If we have lots of charged particles in that particular electric field then the electric field will get disturbed by these charged particles and if it happen so then how we can consider the uniform electric field in the presence of these charge particles?
Don't define electric field strength, $\vec{E}$, at point P as force on a unit charge placed at P. For one thing this gives the wrong units for $\vec{E}$ (newton instead of $\text{newton coulomb}\ ^{-1}$). For another thing, a unit charge in SI is the coulomb, and a compact charge of a coulomb (if it could be prevented from flying apart) would have a huge electric field around it. This field would no doubt displace the very charges ('source' charges) whose resultant field strength at P you are supposed to be measuring! [It would probably destroy the laboratory and beyond!]
I recommend this definition…
The electric field strength, $\vec{E}$, at a point P is defined by $$\vec{E}=\frac{\vec{F}}{q}$$in which $\vec{F}$ is the force that acts on a small 'test' charge, q, placed at P.

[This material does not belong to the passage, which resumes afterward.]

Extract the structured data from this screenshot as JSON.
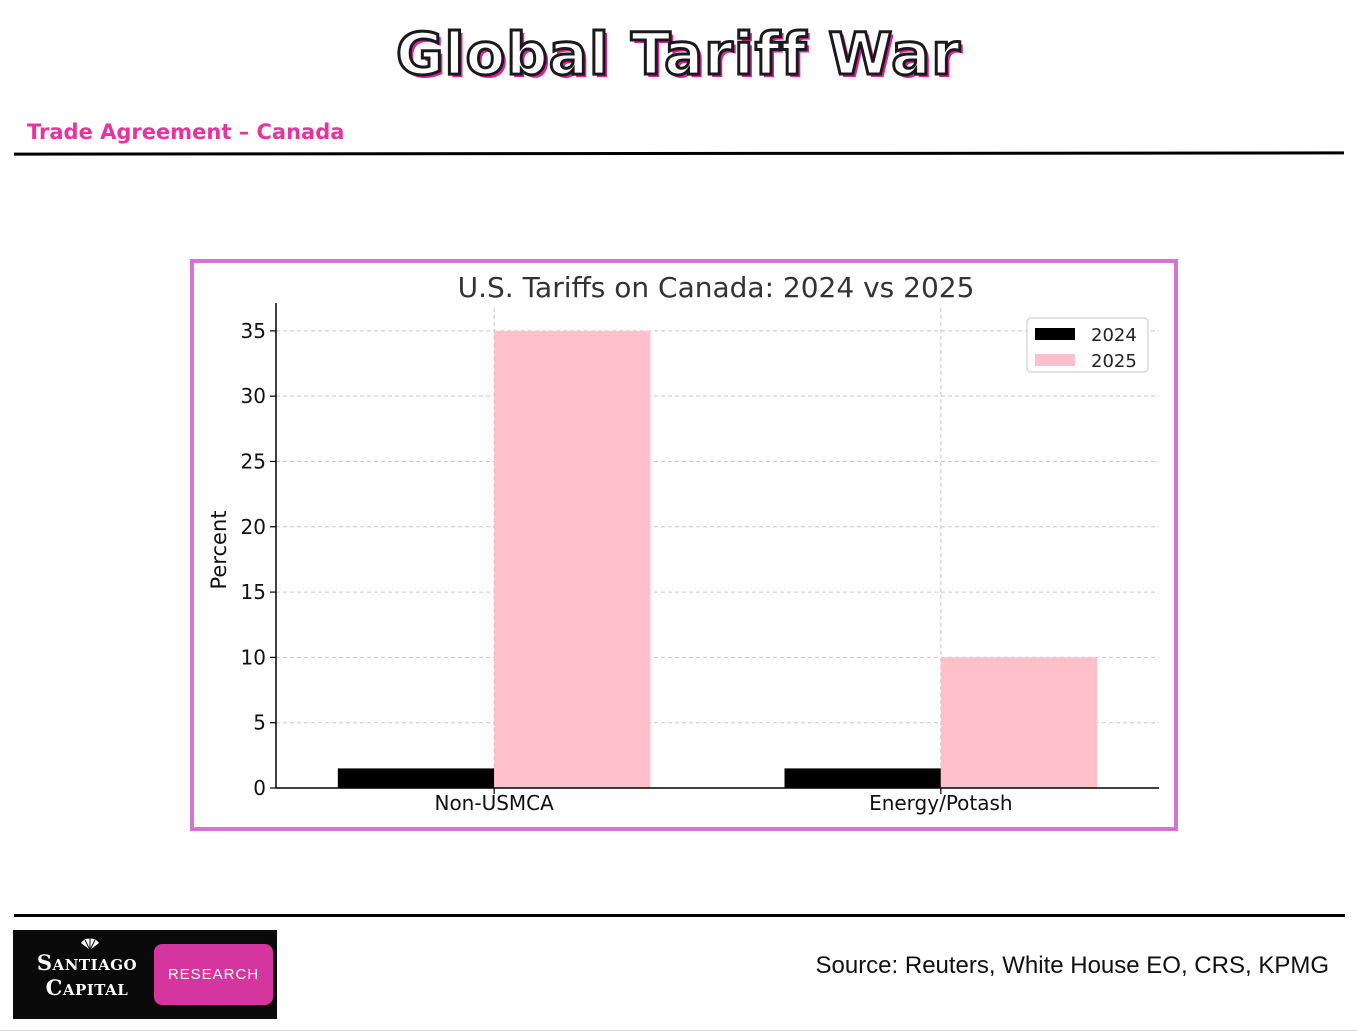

The units are now right. The test charge can be as small a charge as you like, and doesn't have to be positive. [If the test charge is negative, you'll have a negative quantity on the bottom line of the fraction, making the direction of $\vec{E}$ in the opposite direction from that of $\vec{F}$, that is in the same direction as the force on a positive charge! Halving the charge of the test charge will halve the force it experiences, so, whatever the value of q, provided that it's not too large, the same value will be obtained for $\vec{E}$. This is just what you'd hope for, because $\vec{E}$ is supposed to be telling you something about the environment of point P, independently of your means of measurement.]
As long as the test charge doesn't displace source charges from their positions, it doesn't matter that the test charge creates its own field. The force experienced by the test charge is the resultant only of the forces due to the source charges, so $\vec{E}$ as measured using the test charge is the resultant field at P due to the source charges.
I think you have to solve an $N$-body problem in which you know the forces and the initial conditions (poisitions and velocities of the particles), and all you have to do is to solve $N$ equations for each time step and iterate them until you reach the time you want. When you do that you can find the position of the charge carriers at any given time and determine the electric field by summing all of the electric fields caused by the charge carriers plus the external electric field.